# Last Week's Popular Topics (from WW2Aircraft.NET)



## le_steph40 (Apr 3, 2020)

Hello,

As usual, I received yesterday morning the "Last Week's Popular Topics (from WW2Aircraft.NET)" in my email box but I've a problem with the links of the different thread. All the links take me to another site: sendy.dgibs.com. which doesn't work...
Is it normal ?


----------



## Marcel (Apr 3, 2020)

le_steph40 said:


> Hello,
> 
> As usual, I received yesterday morning the "Last Week's Popular Topics (from WW2Aircraft.NET)" in my email box but I've a problem with the links of the different thread. All the links take me to another site: sendy.dgibs.com. which doesn't work...
> Is it normal ?


No, that should not be the case.


----------



## Gnomey (Apr 4, 2020)

Just checked mine and all the links take me to the site not the one you describe.


----------



## MiTasol (Apr 5, 2020)

le_steph40 said:


> Hello,
> 
> As usual, I received yesterday morning the "Last Week's Popular Topics (from WW2Aircraft.NET)" in my email box but I've a problem with the links of the different thread.

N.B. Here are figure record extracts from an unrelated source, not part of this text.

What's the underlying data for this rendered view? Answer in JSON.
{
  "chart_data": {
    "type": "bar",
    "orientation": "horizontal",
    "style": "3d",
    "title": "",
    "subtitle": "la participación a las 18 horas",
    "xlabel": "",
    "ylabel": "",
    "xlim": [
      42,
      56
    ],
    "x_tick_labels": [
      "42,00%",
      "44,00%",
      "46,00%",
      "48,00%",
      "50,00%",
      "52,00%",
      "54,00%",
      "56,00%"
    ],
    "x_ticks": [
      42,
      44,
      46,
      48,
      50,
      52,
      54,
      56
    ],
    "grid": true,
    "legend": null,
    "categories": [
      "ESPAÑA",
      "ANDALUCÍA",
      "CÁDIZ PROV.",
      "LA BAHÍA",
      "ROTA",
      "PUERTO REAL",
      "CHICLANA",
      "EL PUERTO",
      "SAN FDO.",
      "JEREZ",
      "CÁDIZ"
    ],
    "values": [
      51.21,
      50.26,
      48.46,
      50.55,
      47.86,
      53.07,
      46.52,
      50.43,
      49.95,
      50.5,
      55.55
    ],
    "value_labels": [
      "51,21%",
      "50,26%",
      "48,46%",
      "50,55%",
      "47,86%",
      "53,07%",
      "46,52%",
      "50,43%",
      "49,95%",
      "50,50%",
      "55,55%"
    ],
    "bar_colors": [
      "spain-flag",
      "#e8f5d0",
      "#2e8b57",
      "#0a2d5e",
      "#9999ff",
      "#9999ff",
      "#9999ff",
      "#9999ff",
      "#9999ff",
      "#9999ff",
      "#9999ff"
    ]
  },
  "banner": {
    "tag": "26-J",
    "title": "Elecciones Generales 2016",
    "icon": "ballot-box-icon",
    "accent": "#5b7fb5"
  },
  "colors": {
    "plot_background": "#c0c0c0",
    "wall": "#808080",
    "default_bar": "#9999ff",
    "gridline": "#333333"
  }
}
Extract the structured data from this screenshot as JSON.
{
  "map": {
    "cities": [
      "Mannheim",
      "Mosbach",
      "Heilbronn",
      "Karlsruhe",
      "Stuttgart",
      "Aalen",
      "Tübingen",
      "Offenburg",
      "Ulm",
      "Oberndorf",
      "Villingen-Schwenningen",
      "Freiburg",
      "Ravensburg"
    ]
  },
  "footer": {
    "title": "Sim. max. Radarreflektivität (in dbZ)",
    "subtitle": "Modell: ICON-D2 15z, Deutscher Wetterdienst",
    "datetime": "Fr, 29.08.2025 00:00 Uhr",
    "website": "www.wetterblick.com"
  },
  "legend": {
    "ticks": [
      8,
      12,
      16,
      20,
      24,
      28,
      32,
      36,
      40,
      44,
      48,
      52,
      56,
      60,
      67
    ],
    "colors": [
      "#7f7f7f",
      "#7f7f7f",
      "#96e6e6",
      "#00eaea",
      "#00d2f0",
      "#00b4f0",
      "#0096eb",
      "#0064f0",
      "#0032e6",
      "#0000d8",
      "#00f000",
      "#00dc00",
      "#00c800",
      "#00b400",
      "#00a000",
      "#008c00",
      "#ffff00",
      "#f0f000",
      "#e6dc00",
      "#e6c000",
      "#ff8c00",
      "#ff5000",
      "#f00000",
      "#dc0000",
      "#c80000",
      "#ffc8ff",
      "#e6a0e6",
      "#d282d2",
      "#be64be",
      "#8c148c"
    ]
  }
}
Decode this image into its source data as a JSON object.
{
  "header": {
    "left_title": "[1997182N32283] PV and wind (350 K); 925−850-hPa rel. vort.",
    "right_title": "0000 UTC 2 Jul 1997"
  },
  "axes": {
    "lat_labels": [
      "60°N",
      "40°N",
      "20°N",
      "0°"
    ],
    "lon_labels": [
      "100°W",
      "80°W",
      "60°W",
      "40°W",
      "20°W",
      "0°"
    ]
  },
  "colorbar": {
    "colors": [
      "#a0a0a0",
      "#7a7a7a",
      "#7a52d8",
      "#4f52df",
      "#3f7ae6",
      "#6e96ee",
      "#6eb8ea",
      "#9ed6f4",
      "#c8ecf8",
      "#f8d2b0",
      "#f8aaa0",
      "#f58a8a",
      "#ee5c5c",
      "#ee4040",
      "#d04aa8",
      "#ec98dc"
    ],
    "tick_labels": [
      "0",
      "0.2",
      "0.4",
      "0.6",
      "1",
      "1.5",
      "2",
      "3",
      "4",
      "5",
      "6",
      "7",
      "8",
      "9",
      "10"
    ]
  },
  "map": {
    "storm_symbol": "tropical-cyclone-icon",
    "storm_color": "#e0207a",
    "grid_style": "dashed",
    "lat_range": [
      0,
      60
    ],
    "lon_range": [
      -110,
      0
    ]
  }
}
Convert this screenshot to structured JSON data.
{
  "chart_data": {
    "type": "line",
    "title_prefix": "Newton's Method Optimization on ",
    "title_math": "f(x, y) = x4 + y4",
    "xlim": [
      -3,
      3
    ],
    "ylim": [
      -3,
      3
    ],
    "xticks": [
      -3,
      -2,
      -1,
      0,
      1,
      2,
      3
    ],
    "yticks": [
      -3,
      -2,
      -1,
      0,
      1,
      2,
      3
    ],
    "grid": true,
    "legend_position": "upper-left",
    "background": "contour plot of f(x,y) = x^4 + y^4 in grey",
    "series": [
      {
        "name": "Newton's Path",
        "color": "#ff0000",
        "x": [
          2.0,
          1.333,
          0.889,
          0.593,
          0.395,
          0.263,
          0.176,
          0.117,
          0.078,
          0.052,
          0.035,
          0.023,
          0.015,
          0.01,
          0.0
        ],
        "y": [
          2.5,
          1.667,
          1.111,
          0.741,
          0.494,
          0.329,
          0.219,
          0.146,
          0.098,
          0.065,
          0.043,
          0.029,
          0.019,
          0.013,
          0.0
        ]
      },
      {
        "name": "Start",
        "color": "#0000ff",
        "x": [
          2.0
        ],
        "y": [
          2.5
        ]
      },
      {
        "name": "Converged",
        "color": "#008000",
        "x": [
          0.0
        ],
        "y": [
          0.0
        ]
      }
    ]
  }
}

All the links take me to another site: sendy.dgibs.com. which doesn't work...
> Is it normal ?



I had the same problem when the post came in but next morning it was fine.


----------



## le_steph40 (Apr 5, 2020)

MiTasol said:


> I had the same problem when the post came in but next morning it was fine.


Thanks for the information.
I didn't try again the next day, when in doubt, I deleted the message when I had this problem.


----------